La communauté scientifique a été surprise après avoir détecté un laser spatial à près de 8 milliards d’années-lumière de la Terre. Cette découverte a été décrite dans un étude de Observatoire sud-africain de radioastronomie (SARAO) comme l’un des phénomènes les plus intenses de l’univers : le mégamaser d’hydroxyle.
De l’autre côté de l’univers
Des chercheurs de l’observatoire MeerKAT, qui fait partie de l’un des réseaux d’observation les plus avancés de la planète, ont détecté un signal puissant provenant d’un système galactique appelé HATLAS J142935.3-002836, situé à 8 milliards d’années-lumière de notre planète.

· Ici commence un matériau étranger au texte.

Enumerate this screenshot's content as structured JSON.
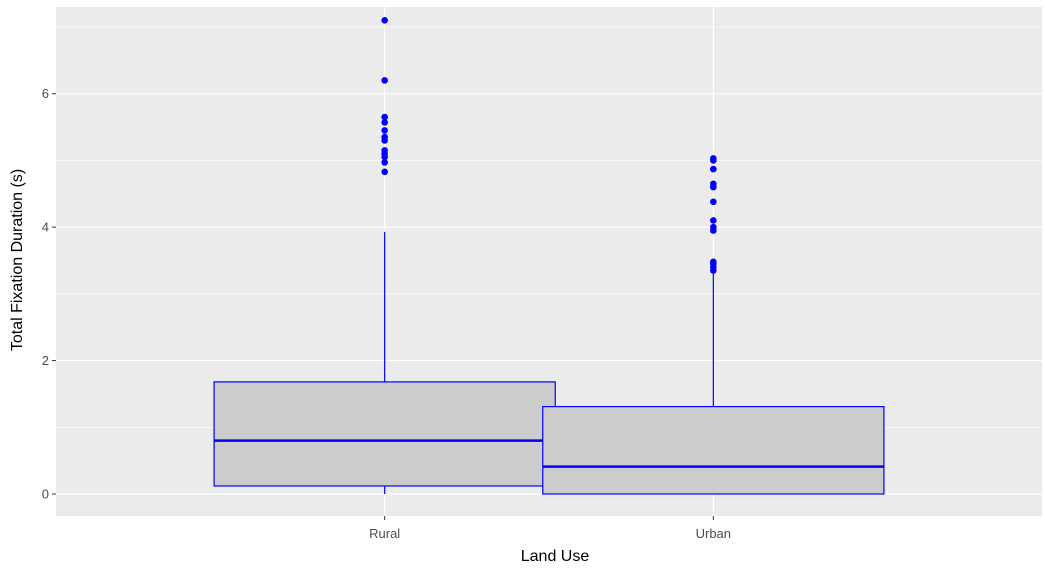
{
  "chart_data": {
    "type": "boxplot",
    "title": "",
    "xlabel": "Land Use",
    "ylabel": "Total Fixation Duration (s)",
    "ylim": [
      -0.33,
      7.3
    ],
    "y_ticks": [
      0,
      2,
      4,
      6
    ],
    "y_minor_ticks": [
      1,
      3,
      5,
      7
    ],
    "grid": true,
    "colors": {
      "panel": "#ebebeb",
      "grid": "#ffffff",
      "box_fill": "#cccccc",
      "box_stroke": "#0000ff",
      "outlier": "#0000ff"
    },
    "categories": [
      "Rural",
      "Urban"
    ],
    "boxes": [
      {
        "category": "Rural",
        "min": 0.0,
        "q1": 0.12,
        "median": 0.8,
        "q3": 1.68,
        "max": 3.93,
        "outliers": [
          4.83,
          4.97,
          5.05,
          5.1,
          5.15,
          5.3,
          5.35,
          5.45,
          5.57,
          5.65,
          6.2,
          7.1
        ]
      },
      {
        "category": "Urban",
        "min": 0.0,
        "q1": 0.0,
        "median": 0.41,
        "q3": 1.31,
        "max": 3.31,
        "outliers": [
          3.35,
          3.4,
          3.45,
          3.48,
          3.95,
          4.0,
          4.1,
          4.38,
          4.6,
          4.65,
          4.87,
          5.0,
          5.03
        ]
      }
    ]
  }
}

Ce « message », appelé mégamaser d’hydroxyle, décrit un phénomène comparable à un laser cosmique qui, au lieu d’émettre de la lumière visible, transmet des micro-ondes générées par des molécules d’hydroxyle.

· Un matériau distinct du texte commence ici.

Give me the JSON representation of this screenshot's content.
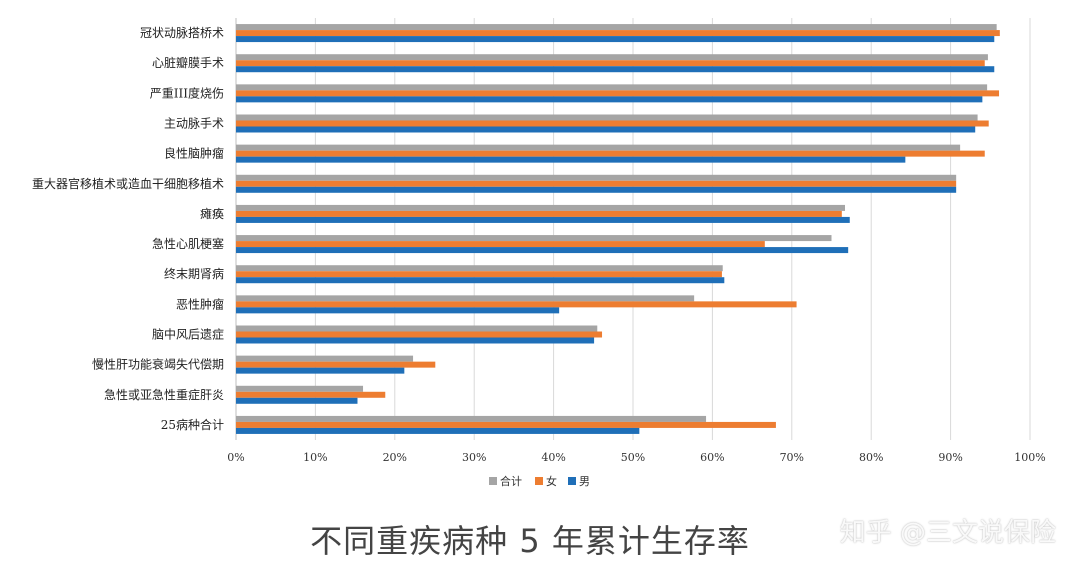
{
  "chart_data": {
    "type": "bar",
    "orientation": "horizontal",
    "title": "不同重疾病种 5 年累计生存率",
    "categories": [
      "冠状动脉搭桥术",
      "心脏瓣膜手术",
      "严重III度烧伤",
      "主动脉手术",
      "良性脑肿瘤",
      "重大器官移植术或造血干细胞移植术",
      "瘫痪",
      "急性心肌梗塞",
      "终末期肾病",
      "恶性肿瘤",
      "脑中风后遗症",
      "慢性肝功能衰竭失代偿期",
      "急性或亚急性重症肝炎",
      "25病种合计"
    ],
    "series": [
      {
        "name": "合计",
        "color": "#A5A5A5",
        "values": [
          0.958,
          0.947,
          0.946,
          0.934,
          0.912,
          0.907,
          0.767,
          0.75,
          0.613,
          0.577,
          0.455,
          0.223,
          0.16,
          0.592
        ]
      },
      {
        "name": "女",
        "color": "#ED7D31",
        "values": [
          0.962,
          0.943,
          0.961,
          0.948,
          0.943,
          0.907,
          0.763,
          0.666,
          0.612,
          0.706,
          0.461,
          0.251,
          0.188,
          0.68
        ]
      },
      {
        "name": "男",
        "color": "#1F6FB8",
        "values": [
          0.955,
          0.955,
          0.94,
          0.931,
          0.843,
          0.907,
          0.773,
          0.771,
          0.615,
          0.407,
          0.451,
          0.212,
          0.153,
          0.508
        ]
      }
    ],
    "xlim": [
      0,
      1
    ],
    "x_ticks": [
      "0%",
      "10%",
      "20%",
      "30%",
      "40%",
      "50%",
      "60%",
      "70%",
      "80%",
      "90%",
      "100%"
    ],
    "grid": true,
    "legend_position": "bottom"
  },
  "watermark": "知乎 @三文说保险"
}
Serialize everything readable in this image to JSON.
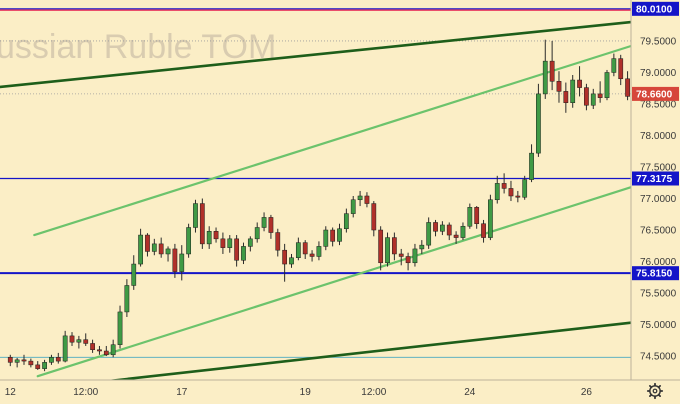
{
  "chart_data": {
    "type": "candlestick",
    "title": "ussian Ruble TOM",
    "colors": {
      "background": "#fbeec6",
      "up": "#3f9a45",
      "down": "#b0302a",
      "wick": "#2a2a2a",
      "green_channel": "#6cc36c",
      "dark_channel": "#1e5e1a",
      "level_blue": "#1414c8",
      "level_red": "#e8375e",
      "price_tag": "#d6463a",
      "level_tag": "#1414c8",
      "cyan_level": "#4aa8c0"
    },
    "y_ticks": [
      "79.5000",
      "79.0000",
      "78.5000",
      "78.0000",
      "77.5000",
      "77.0000",
      "76.5000",
      "76.0000",
      "75.5000",
      "75.0000",
      "74.5000"
    ],
    "x_ticks": [
      {
        "label": "12",
        "t": 0
      },
      {
        "label": "12:00",
        "t": 11
      },
      {
        "label": "17",
        "t": 25
      },
      {
        "label": "19",
        "t": 43
      },
      {
        "label": "12:00",
        "t": 53
      },
      {
        "label": "24",
        "t": 67
      },
      {
        "label": "26",
        "t": 84
      }
    ],
    "t_range": [
      -1.5,
      90.5
    ],
    "y_range": [
      74.12,
      80.15
    ],
    "horizontal_levels": [
      {
        "name": "red-top-level",
        "value": 79.99,
        "color": "#e8375e",
        "width": 1.6
      },
      {
        "name": "upper-limit-level",
        "value": 80.01,
        "color": "#1414c8",
        "width": 1.2,
        "tag": "80.0100"
      },
      {
        "name": "resistance-level",
        "value": 77.3175,
        "color": "#1414c8",
        "width": 1.3,
        "tag": "77.3175"
      },
      {
        "name": "support-level",
        "value": 75.815,
        "color": "#1414c8",
        "width": 2.0,
        "tag": "75.8150"
      },
      {
        "name": "cyan-level",
        "value": 74.48,
        "color": "#4aa8c0",
        "width": 0.8
      }
    ],
    "trend_lines": [
      {
        "name": "upper-green-line",
        "t1": 3.5,
        "v1": 76.42,
        "t2": 90.5,
        "v2": 79.42,
        "color": "#6cc36c",
        "width": 2.2
      },
      {
        "name": "lower-green-line",
        "t1": 4.0,
        "v1": 74.18,
        "t2": 90.5,
        "v2": 77.18,
        "color": "#6cc36c",
        "width": 2.2
      },
      {
        "name": "upper-dark-line",
        "t1": -1.5,
        "v1": 78.77,
        "t2": 90.5,
        "v2": 79.8,
        "color": "#1e5e1a",
        "width": 2.6
      },
      {
        "name": "lower-dark-line",
        "t1": 4.2,
        "v1": 73.98,
        "t2": 90.5,
        "v2": 75.03,
        "color": "#1e5e1a",
        "width": 2.6
      }
    ],
    "current_price": {
      "value": 78.66,
      "label": "78.6600"
    },
    "dotted_levels": [
      79.5,
      78.66
    ],
    "ohlc": [
      [
        74.48,
        74.52,
        74.34,
        74.4
      ],
      [
        74.4,
        74.47,
        74.32,
        74.44
      ],
      [
        74.44,
        74.52,
        74.36,
        74.42
      ],
      [
        74.42,
        74.46,
        74.32,
        74.36
      ],
      [
        74.36,
        74.42,
        74.28,
        74.3
      ],
      [
        74.3,
        74.44,
        74.26,
        74.4
      ],
      [
        74.4,
        74.52,
        74.36,
        74.48
      ],
      [
        74.48,
        74.55,
        74.38,
        74.42
      ],
      [
        74.42,
        74.9,
        74.4,
        74.82
      ],
      [
        74.82,
        74.88,
        74.66,
        74.72
      ],
      [
        74.72,
        74.82,
        74.62,
        74.76
      ],
      [
        74.76,
        74.86,
        74.66,
        74.7
      ],
      [
        74.7,
        74.76,
        74.55,
        74.6
      ],
      [
        74.6,
        74.66,
        74.52,
        74.58
      ],
      [
        74.58,
        74.66,
        74.5,
        74.52
      ],
      [
        74.52,
        74.76,
        74.48,
        74.68
      ],
      [
        74.68,
        75.3,
        74.62,
        75.2
      ],
      [
        75.2,
        75.72,
        75.12,
        75.62
      ],
      [
        75.62,
        76.1,
        75.55,
        75.96
      ],
      [
        75.96,
        76.52,
        75.92,
        76.42
      ],
      [
        76.42,
        76.45,
        76.08,
        76.16
      ],
      [
        76.16,
        76.36,
        76.1,
        76.28
      ],
      [
        76.28,
        76.38,
        76.06,
        76.12
      ],
      [
        76.12,
        76.24,
        76.0,
        76.2
      ],
      [
        76.2,
        76.28,
        75.74,
        75.84
      ],
      [
        75.84,
        76.26,
        75.7,
        76.12
      ],
      [
        76.12,
        76.6,
        76.06,
        76.54
      ],
      [
        76.54,
        76.98,
        76.46,
        76.92
      ],
      [
        76.92,
        77.0,
        76.2,
        76.28
      ],
      [
        76.28,
        76.56,
        76.2,
        76.48
      ],
      [
        76.48,
        76.54,
        76.3,
        76.36
      ],
      [
        76.36,
        76.46,
        76.12,
        76.22
      ],
      [
        76.22,
        76.42,
        76.14,
        76.36
      ],
      [
        76.36,
        76.42,
        75.92,
        76.02
      ],
      [
        76.02,
        76.3,
        75.96,
        76.24
      ],
      [
        76.24,
        76.4,
        76.16,
        76.36
      ],
      [
        76.36,
        76.62,
        76.3,
        76.54
      ],
      [
        76.54,
        76.78,
        76.48,
        76.7
      ],
      [
        76.7,
        76.74,
        76.36,
        76.46
      ],
      [
        76.46,
        76.52,
        76.08,
        76.18
      ],
      [
        76.18,
        76.28,
        75.68,
        75.96
      ],
      [
        75.96,
        76.12,
        75.9,
        76.06
      ],
      [
        76.06,
        76.38,
        76.02,
        76.3
      ],
      [
        76.3,
        76.34,
        76.04,
        76.12
      ],
      [
        76.12,
        76.18,
        76.0,
        76.08
      ],
      [
        76.08,
        76.32,
        76.02,
        76.24
      ],
      [
        76.24,
        76.56,
        76.18,
        76.5
      ],
      [
        76.5,
        76.54,
        76.24,
        76.32
      ],
      [
        76.32,
        76.6,
        76.26,
        76.52
      ],
      [
        76.52,
        76.84,
        76.46,
        76.76
      ],
      [
        76.76,
        77.04,
        76.7,
        76.98
      ],
      [
        76.98,
        77.12,
        76.88,
        77.04
      ],
      [
        77.04,
        77.1,
        76.86,
        76.92
      ],
      [
        76.92,
        76.96,
        76.4,
        76.5
      ],
      [
        76.5,
        76.56,
        75.86,
        75.98
      ],
      [
        75.98,
        76.46,
        75.92,
        76.38
      ],
      [
        76.38,
        76.46,
        76.02,
        76.12
      ],
      [
        76.12,
        76.2,
        75.94,
        76.08
      ],
      [
        76.08,
        76.14,
        75.86,
        75.98
      ],
      [
        75.98,
        76.28,
        75.92,
        76.2
      ],
      [
        76.2,
        76.34,
        76.12,
        76.26
      ],
      [
        76.26,
        76.7,
        76.2,
        76.62
      ],
      [
        76.62,
        76.66,
        76.4,
        76.48
      ],
      [
        76.48,
        76.64,
        76.42,
        76.58
      ],
      [
        76.58,
        76.62,
        76.34,
        76.42
      ],
      [
        76.42,
        76.48,
        76.28,
        76.38
      ],
      [
        76.38,
        76.62,
        76.34,
        76.56
      ],
      [
        76.56,
        76.92,
        76.52,
        76.86
      ],
      [
        76.86,
        76.88,
        76.52,
        76.6
      ],
      [
        76.6,
        76.66,
        76.3,
        76.38
      ],
      [
        76.38,
        77.06,
        76.34,
        76.98
      ],
      [
        76.98,
        77.36,
        76.92,
        77.24
      ],
      [
        77.24,
        77.4,
        77.08,
        77.16
      ],
      [
        77.16,
        77.28,
        76.96,
        77.04
      ],
      [
        77.04,
        77.12,
        76.94,
        77.02
      ],
      [
        77.02,
        77.36,
        76.98,
        77.3
      ],
      [
        77.3,
        77.86,
        77.26,
        77.72
      ],
      [
        77.72,
        78.82,
        77.66,
        78.66
      ],
      [
        78.66,
        79.52,
        78.58,
        79.18
      ],
      [
        79.18,
        79.5,
        78.72,
        78.86
      ],
      [
        78.86,
        79.02,
        78.52,
        78.7
      ],
      [
        78.7,
        78.84,
        78.36,
        78.52
      ],
      [
        78.52,
        78.96,
        78.44,
        78.88
      ],
      [
        78.88,
        79.1,
        78.62,
        78.76
      ],
      [
        78.76,
        78.82,
        78.4,
        78.48
      ],
      [
        78.48,
        78.74,
        78.42,
        78.66
      ],
      [
        78.66,
        78.86,
        78.52,
        78.6
      ],
      [
        78.6,
        79.04,
        78.56,
        79.0
      ],
      [
        79.0,
        79.3,
        78.94,
        79.22
      ],
      [
        79.22,
        79.28,
        78.8,
        78.9
      ],
      [
        78.9,
        79.02,
        78.56,
        78.62
      ],
      [
        78.62,
        78.76,
        78.54,
        78.66
      ]
    ]
  }
}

Cela n’a donc rien à voir avec les lasers qui apparaissent dans les films « Star Wars ». « Nous voyons l’équivalent d’un laser venir de l’autre côté de l’univers », explique Thato Manamela, l’un des chercheurs.

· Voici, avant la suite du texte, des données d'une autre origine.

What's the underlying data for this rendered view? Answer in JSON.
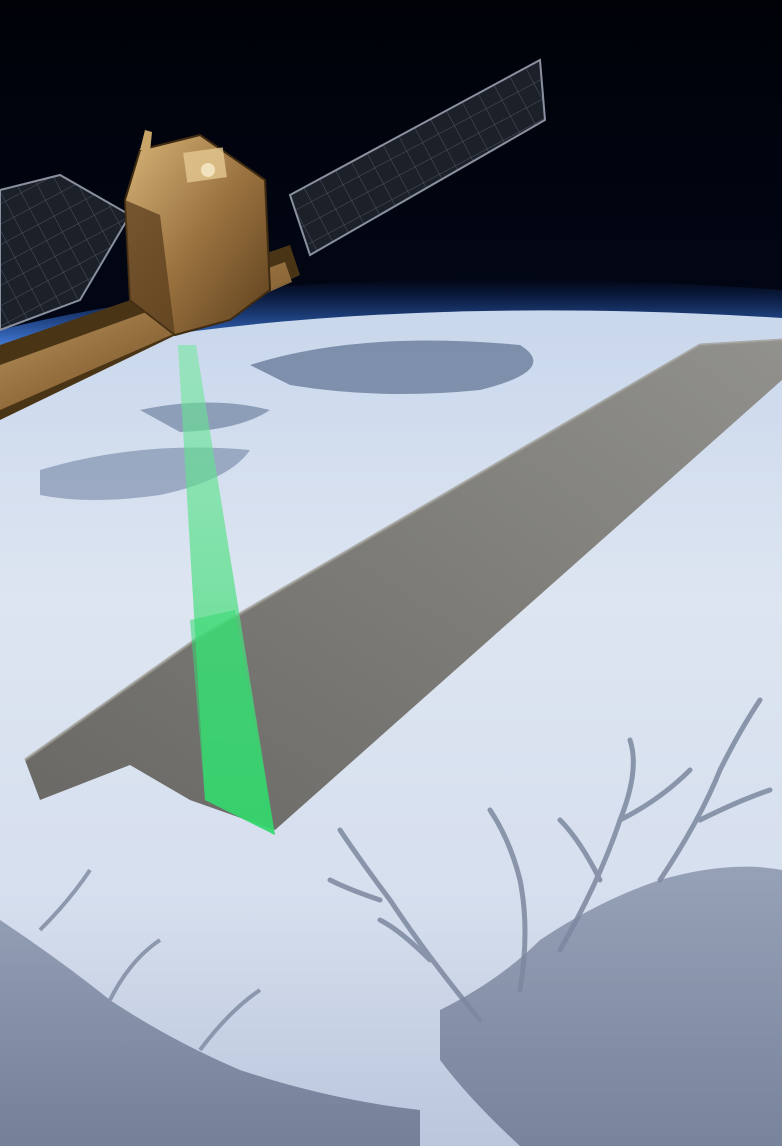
{
  "scene": {
    "subject": "satellite-radar-swath",
    "colors": {
      "space_top": "#000208",
      "space_mid": "#08163a",
      "horizon_glow": "#4f86d8",
      "ice_light": "#dfe7f3",
      "ice_mid": "#b7c7df",
      "ice_shadow": "#8fa2c0",
      "ocean": "#7b879f",
      "cloud_dark": "#3d5274",
      "swath_fill": "#6f6d68",
      "swath_dark": "#57554f",
      "beam_green": "#3ee07a",
      "satellite_gold": "#a8824a",
      "satellite_dark": "#5a3e1e",
      "panel_dark": "#1a1d24",
      "panel_grid": "#6d7280"
    }
  }
}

Une véritable guerre des étoiles
L’origine de cette bizarrerie cosmique se trouve dans la collision de galaxies. Lors de la collision, d’énormes nuages de gaz se compriment et provoquent la libération de rayonnements par les molécules, créant ce que les astronomes appellent un laser naturel géant.
Diverses études ont montré que la luminosité de ce type de maser (acronyme de Microwave amplification by radiation stimulation) est étroitement liée à l’intensité infrarouge de sa galaxie hôte. Cela fait du magamaser d’hydroxyle un bon indicateur des endroits de l’univers où les galaxies fusionnent de manière explosive et forment des étoiles.
Les experts soulignent également que son intensité est si élevée qu’elle pourrait dépasser la catégorie des mégamasers et entrer dans la catégorie des gigamasers, qui comprend des étoiles de grande taille et luminosité, comme Bételgeuse, l’étoile rouge la plus brillante de la constellation d’Orion.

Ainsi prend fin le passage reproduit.